Quelle est la valeur de Kvelertak version 2020, après le départ de son cogneur de batteur (et l'arrivée de Håvard Takle Ohr) et surtout de son charismatique hurleur Erlend Hjelvik, remplacé depuis deux ans par Ivar Nikolaisen ? Elle est inestimable. Oui, inestimable. Et comme le groupe a l'habitude de transformer un simple riff en or, Splid, quatrième album du combo norvégien et premier effort chez Rise Records, sera le joyau de sa discographie. Rien que ça.
Ce disque est d'autant plus réussi qu'il fait apparaître Kvelertak sous son meilleur jour. Pas question de renier l'époque du phénoménal et charismatique Hjelvik, mais la venue de Nikolaisen (dont Splid est la première expérience longue durée sur bande), ouvre de nouveaux horizons pour le sextet magique aux trois guitares complémentaires (mon Dieu, cet interlude de "Rogaland" !). De nouvelles pistes pour les mélodies, de nouvelles combinaisons vocales plus nuancées et surtout, des ambiances retrouvées. Le black'n'roll est toujours de mise, mais Kvelertakmet encore plus son amour pour le punk et même le deathpunk si cher à ses compatriotes de Turbonegro.
Comme pour l'excellent Meir, le disque débute avec un morceau ("Rogaland") où tous les instruments entrent au fur et à mesure de l'avancée de la chanson, une sorte de montée en puissance pour créer une orgie sonore orgasmique. Et ce n'est que le début. Car l'auditeur a intérêt à avoir la mâchoire bien accrochée pour faire face aux uppercuts qui se succèdent sans temps mort. Ainsi, "Crack of doom" (l'un des deux morceaux de l'album chantés en anglais, et avec un Troy Sanders de Mastodon en vocal guest pas au meilleur de sa forme), le traditionnel (c'est-à-dire mélange de rock et de black) "Necrosoft", le mélodique et puissant "Discord" (deuxième titre en anglais avec Nate Newton de Converge au chant) s'enchaînent sans aucune baisse d'intensité. Il faut attendre la cinquième piste et "Bråtebrann", premier single de l'album, pour retrouver un semblant de respiration dans ce déluge de riffs et de voix torturées. Avant de reprendre quelques mandales bien ajustées ! "Uglas hegemoni", le morceau le plus rock'n'roll de l'album, prouve, s'il en est véritablement besoin, que les racines de Kvelertak puisent dans l'amour des guitares, dans la passion des mélodies mais aussi dans l'urgence, l'électricité, mais aussi et surtout les constructions simples et efficaces. Et dans cette avalanche de fureur et de sueur, on aurait presque oublié que le groove des Norvégiens est tout simplement exquis, en attestent le génial "Fanden ta delle hull! " et le monumental "Tevling" au son clair.

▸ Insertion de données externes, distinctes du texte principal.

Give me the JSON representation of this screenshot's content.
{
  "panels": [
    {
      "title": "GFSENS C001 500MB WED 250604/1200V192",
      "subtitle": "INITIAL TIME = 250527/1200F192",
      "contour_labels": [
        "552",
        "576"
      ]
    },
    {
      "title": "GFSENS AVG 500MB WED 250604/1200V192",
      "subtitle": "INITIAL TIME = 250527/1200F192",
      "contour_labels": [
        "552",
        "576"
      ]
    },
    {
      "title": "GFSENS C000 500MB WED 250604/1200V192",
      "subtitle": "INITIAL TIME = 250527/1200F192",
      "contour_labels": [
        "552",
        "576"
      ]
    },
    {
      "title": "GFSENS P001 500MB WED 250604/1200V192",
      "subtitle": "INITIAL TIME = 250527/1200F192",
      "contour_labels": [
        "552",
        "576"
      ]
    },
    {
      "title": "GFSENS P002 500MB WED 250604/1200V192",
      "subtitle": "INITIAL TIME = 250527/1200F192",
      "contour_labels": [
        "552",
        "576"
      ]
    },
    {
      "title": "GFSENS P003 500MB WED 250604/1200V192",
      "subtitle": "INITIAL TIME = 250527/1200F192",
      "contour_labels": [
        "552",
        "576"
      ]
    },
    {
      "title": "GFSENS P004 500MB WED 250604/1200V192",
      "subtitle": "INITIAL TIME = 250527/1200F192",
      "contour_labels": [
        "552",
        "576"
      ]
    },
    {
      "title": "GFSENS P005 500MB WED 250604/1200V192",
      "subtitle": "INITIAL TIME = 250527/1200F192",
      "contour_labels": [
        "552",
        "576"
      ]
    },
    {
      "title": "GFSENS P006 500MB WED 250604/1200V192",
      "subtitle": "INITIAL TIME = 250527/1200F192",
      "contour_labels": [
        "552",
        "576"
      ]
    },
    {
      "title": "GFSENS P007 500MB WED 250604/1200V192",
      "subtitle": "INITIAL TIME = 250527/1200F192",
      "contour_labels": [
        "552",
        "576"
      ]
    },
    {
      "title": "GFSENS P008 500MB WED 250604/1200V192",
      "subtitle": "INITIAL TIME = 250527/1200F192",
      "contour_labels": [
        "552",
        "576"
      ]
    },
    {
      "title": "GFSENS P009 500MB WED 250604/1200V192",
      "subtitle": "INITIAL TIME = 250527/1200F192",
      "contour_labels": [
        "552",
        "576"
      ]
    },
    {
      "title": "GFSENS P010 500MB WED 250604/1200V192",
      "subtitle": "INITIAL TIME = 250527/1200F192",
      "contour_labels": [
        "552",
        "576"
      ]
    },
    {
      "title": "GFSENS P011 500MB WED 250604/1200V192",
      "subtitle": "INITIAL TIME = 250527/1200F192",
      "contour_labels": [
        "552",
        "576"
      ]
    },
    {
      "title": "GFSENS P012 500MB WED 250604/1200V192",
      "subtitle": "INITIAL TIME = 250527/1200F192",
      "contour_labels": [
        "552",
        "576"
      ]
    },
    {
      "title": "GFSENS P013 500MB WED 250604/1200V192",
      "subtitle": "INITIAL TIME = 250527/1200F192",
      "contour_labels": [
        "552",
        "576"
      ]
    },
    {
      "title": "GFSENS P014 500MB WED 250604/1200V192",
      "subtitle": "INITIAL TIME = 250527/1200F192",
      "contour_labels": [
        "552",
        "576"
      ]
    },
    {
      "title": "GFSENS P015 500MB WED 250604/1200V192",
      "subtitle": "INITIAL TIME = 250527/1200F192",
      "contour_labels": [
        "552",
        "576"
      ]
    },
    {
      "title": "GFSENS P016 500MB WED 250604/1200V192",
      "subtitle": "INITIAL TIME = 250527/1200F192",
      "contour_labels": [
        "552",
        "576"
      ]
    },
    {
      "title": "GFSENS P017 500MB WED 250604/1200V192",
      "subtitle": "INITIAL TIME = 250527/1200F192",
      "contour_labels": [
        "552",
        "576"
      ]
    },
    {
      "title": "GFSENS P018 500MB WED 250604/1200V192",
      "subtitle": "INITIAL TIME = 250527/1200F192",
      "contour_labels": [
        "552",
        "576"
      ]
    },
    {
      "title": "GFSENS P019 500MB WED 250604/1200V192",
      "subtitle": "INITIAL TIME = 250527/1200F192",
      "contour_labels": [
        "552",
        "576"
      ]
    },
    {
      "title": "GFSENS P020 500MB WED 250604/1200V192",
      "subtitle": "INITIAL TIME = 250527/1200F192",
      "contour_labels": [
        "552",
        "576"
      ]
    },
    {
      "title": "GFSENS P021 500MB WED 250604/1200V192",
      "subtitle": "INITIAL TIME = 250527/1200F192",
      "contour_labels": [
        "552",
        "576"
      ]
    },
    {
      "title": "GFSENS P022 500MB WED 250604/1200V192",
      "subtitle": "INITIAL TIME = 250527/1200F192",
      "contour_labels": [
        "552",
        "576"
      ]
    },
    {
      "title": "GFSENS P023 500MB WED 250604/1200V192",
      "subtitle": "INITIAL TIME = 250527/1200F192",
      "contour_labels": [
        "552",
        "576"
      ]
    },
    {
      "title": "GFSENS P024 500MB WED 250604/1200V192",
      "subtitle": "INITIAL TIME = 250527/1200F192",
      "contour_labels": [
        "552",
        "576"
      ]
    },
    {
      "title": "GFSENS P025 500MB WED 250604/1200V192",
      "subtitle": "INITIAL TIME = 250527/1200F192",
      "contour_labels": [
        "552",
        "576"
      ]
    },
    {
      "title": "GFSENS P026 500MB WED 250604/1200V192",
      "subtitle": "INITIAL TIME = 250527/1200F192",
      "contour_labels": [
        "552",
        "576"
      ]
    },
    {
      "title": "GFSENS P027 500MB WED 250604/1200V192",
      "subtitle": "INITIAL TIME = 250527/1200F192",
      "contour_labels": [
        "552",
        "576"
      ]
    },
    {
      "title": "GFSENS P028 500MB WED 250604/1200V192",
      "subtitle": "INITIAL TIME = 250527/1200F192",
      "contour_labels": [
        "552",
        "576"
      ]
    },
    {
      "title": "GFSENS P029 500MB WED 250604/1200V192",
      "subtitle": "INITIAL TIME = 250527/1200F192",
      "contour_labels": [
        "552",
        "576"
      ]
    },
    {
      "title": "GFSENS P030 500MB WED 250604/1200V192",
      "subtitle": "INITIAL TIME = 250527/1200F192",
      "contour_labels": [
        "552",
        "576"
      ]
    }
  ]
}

La fin de l'album ravira les inconditionnels du groupe. Après 4'29 d'un passionnant (et même dansant) "Stevnemøte med Satan" riche en mélodies diverses et variées et toujours sur le fil du rasoir, Kvelertak propose deux bijoux schizophréniques longue durée pour lesquels il ne faut pas se fier aux intros. Après un "Delirium tremens" au début hypnotique, à la colonne vertébrale mélodiquement brutale et à l'apogée ultra violente (le tout en plus de 8 minutes !), le disque s'achève avec "Ved bredden av nihil". Débutant à la guitare nylon, ce titre fait plonger l'auditeur dans la folie et se révèle être, avec son prédécesseur, l'un des morceaux les plus sombres de l'album. Une touche finale dérangée et dérangeante sur des rythmes rock puis black.
Le choc est rude mais l'euphorie est à son paroxysme. Avec Splid, et après 58 minutes à malmener de toute part son auditoire, Kvelertak ne réussit pas un coup de maître : il devient le Maître des donneurs de coups. Avec son nouveau frontman, Kvelertak s'offre une deuxième jeunesse, dopée au mélodies imparables et aux harmonies fulgurantes. Plus diversifié et encore plus fort, le groupe offre le meilleur, c'est-à-dire lui-même. Rien de moins.